Pollution, illegal hunting threaten fisheries in Turkey's Marmara Sea
BANDIRMA, Balıkesir - Anatolia News Agency | 3/4/2011 12:00:00 AM |
Reduced levels of oxygen in the water and illegal fishing methods have hurt fishing in the Marmara Sea, the head of the local Chamber of Commerce has said.
Reduced levels of oxygen in the water and the use of illegal fishing methods have hurt the fishing business in Turkey’s Marmara Sea, according to Osman Kocaman, the head of the Chamber of Commerce in Bandırma.
“Last fall was not fruitful for the fishing business in the Marmara region. There are no fish in the Black Sea at the moment. Only the anchovy was good in the fall, Kocaman, who owns a fish exporting company in Bandırma, an industrialized seaside district in the province of Balıkesir, told the Anatolia news agency.
“Normally the catch volume rises in spring in the Marmara and the Aegean, but we haven’t got much hope for this year,” he said.
Fish prices have increased seriously in the last two months, said Kocaman, who is also the head of an adaptation commission to the European Union at the Turkish Union of Chambers and Commodities Exchanges, or TOBB.
“Migratory fish pass through the Marmara Sea on their way to the Black Sea, where they lay their eggs, and come back in the fall,” he said. “But the fish stopped staying long in the Marmara Sea to feed due to the lack of oxygen in water, which affects fisheries negatively.”
The main reason for the decline in oxygen levels is pollution, Kocaman said. He added that the drop in fish populations is also due to trawl-net fishing, an illegal method that destroys the sea bottom, where fish lay their eggs, and catches even very small fish that have yet to reproduce.
“Especially in the Istanbul strait, fishers openly fish with trawl nets until the morning. The Bosphorus is a cone that collects fish from the Aegean and the Black Sea. The small blue fish hunters trawl here,” he said. “If this is not prevented and the pollution is not stopped, all predictions on developing fisheries here are nothing but a dream.
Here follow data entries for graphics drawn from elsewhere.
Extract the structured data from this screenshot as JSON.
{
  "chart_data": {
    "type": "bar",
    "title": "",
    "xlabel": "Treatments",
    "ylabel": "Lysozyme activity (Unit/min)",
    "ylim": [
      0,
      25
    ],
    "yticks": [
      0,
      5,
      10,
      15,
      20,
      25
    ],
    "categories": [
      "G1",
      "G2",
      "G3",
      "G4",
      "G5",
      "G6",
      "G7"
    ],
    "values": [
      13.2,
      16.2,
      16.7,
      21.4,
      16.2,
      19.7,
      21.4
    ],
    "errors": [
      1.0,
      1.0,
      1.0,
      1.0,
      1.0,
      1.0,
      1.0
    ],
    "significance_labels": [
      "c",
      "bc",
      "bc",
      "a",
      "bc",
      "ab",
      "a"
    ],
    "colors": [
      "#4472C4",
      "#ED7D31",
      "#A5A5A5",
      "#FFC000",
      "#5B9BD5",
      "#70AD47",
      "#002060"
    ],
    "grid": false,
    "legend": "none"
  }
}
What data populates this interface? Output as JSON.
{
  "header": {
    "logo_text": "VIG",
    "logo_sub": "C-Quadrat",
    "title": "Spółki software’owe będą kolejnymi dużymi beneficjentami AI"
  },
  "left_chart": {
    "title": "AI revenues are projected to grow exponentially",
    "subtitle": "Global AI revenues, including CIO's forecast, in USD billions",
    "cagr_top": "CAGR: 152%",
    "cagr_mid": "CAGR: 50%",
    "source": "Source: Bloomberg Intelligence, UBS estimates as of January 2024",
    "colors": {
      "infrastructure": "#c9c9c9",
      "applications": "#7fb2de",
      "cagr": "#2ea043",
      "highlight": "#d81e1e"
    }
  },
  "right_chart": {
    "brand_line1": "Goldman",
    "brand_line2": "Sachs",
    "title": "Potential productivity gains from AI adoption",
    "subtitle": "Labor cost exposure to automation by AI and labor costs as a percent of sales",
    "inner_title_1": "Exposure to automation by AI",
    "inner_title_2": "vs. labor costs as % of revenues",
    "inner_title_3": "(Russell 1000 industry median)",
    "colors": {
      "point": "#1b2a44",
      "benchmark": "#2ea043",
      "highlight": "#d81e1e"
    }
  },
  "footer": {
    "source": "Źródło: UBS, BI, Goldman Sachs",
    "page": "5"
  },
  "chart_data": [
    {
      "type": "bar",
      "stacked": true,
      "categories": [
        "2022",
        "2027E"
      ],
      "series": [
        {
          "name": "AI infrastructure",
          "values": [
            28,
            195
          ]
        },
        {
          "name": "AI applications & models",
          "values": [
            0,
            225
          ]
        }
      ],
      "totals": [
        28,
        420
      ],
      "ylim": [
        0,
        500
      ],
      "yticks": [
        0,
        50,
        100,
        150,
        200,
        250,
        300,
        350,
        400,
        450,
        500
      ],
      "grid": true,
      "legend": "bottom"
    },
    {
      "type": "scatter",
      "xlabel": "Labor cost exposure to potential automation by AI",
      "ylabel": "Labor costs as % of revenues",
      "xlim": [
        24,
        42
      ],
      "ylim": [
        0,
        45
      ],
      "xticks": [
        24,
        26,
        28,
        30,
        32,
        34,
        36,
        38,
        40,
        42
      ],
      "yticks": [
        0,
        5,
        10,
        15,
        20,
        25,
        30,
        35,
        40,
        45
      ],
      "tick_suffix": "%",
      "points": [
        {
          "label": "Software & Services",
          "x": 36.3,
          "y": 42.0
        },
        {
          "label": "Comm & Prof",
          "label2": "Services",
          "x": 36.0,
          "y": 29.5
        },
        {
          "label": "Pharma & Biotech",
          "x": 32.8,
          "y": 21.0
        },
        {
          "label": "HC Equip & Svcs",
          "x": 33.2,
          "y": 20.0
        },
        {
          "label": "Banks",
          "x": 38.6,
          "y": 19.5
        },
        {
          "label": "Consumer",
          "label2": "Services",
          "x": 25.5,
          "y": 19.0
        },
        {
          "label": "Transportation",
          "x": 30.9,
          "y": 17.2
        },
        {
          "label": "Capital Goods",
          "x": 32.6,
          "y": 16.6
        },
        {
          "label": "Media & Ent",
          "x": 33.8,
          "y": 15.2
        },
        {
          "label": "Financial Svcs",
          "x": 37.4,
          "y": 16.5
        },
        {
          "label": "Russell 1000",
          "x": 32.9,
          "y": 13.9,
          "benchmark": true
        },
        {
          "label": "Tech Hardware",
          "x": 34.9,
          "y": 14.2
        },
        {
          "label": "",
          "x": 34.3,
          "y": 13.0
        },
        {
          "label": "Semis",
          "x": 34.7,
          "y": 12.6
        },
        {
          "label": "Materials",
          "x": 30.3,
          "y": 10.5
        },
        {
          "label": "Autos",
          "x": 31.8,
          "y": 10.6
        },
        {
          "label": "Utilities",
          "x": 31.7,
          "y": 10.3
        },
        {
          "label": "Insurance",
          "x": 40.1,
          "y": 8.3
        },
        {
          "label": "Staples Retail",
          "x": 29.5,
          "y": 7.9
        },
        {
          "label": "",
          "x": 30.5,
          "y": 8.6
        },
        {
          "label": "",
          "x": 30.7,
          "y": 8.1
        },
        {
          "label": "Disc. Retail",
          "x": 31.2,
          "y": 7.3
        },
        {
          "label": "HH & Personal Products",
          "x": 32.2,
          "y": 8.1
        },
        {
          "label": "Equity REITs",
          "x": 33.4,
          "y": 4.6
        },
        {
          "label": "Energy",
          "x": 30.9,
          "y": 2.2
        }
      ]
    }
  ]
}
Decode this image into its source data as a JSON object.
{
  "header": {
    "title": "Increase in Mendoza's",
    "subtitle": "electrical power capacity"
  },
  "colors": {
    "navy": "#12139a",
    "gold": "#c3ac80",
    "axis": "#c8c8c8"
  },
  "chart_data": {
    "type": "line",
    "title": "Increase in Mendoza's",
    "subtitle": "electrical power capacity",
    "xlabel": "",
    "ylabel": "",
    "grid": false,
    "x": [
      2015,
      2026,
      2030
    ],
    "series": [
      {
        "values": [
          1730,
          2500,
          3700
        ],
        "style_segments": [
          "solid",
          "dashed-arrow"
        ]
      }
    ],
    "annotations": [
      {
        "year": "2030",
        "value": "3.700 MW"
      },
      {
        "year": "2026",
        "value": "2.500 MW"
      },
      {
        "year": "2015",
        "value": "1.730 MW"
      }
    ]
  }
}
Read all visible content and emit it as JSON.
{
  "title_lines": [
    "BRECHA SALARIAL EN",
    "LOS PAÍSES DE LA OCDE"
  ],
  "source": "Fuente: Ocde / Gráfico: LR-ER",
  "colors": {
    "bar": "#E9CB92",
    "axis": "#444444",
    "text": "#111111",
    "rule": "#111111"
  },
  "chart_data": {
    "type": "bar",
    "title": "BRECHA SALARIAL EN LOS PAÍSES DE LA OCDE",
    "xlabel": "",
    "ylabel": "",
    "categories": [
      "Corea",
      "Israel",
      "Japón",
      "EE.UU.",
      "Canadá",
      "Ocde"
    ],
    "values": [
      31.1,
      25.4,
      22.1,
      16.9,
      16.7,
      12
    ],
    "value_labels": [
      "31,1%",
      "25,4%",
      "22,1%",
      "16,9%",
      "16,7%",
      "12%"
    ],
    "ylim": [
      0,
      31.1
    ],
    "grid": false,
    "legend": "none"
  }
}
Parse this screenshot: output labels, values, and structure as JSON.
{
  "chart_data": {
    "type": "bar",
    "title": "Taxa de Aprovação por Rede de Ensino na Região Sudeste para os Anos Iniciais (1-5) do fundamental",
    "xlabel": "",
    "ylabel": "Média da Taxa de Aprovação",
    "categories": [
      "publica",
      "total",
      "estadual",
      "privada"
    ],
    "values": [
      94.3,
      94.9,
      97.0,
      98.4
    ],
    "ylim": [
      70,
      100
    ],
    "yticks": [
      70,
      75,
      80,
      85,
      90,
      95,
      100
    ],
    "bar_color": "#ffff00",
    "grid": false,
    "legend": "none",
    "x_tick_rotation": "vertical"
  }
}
If we cannot halt illegal practices on the sea, the fisheries will die.”
The chamber head said that just having an Aquaculture Department within the Agriculture and Rural Affairs Ministry is not enough to solve the problems facing fisheries. The EU demands the foundation of an Aquaculture General Directorate, he said, adding that the local directorates of the ministry do not have enough staff to inspect or support the sector.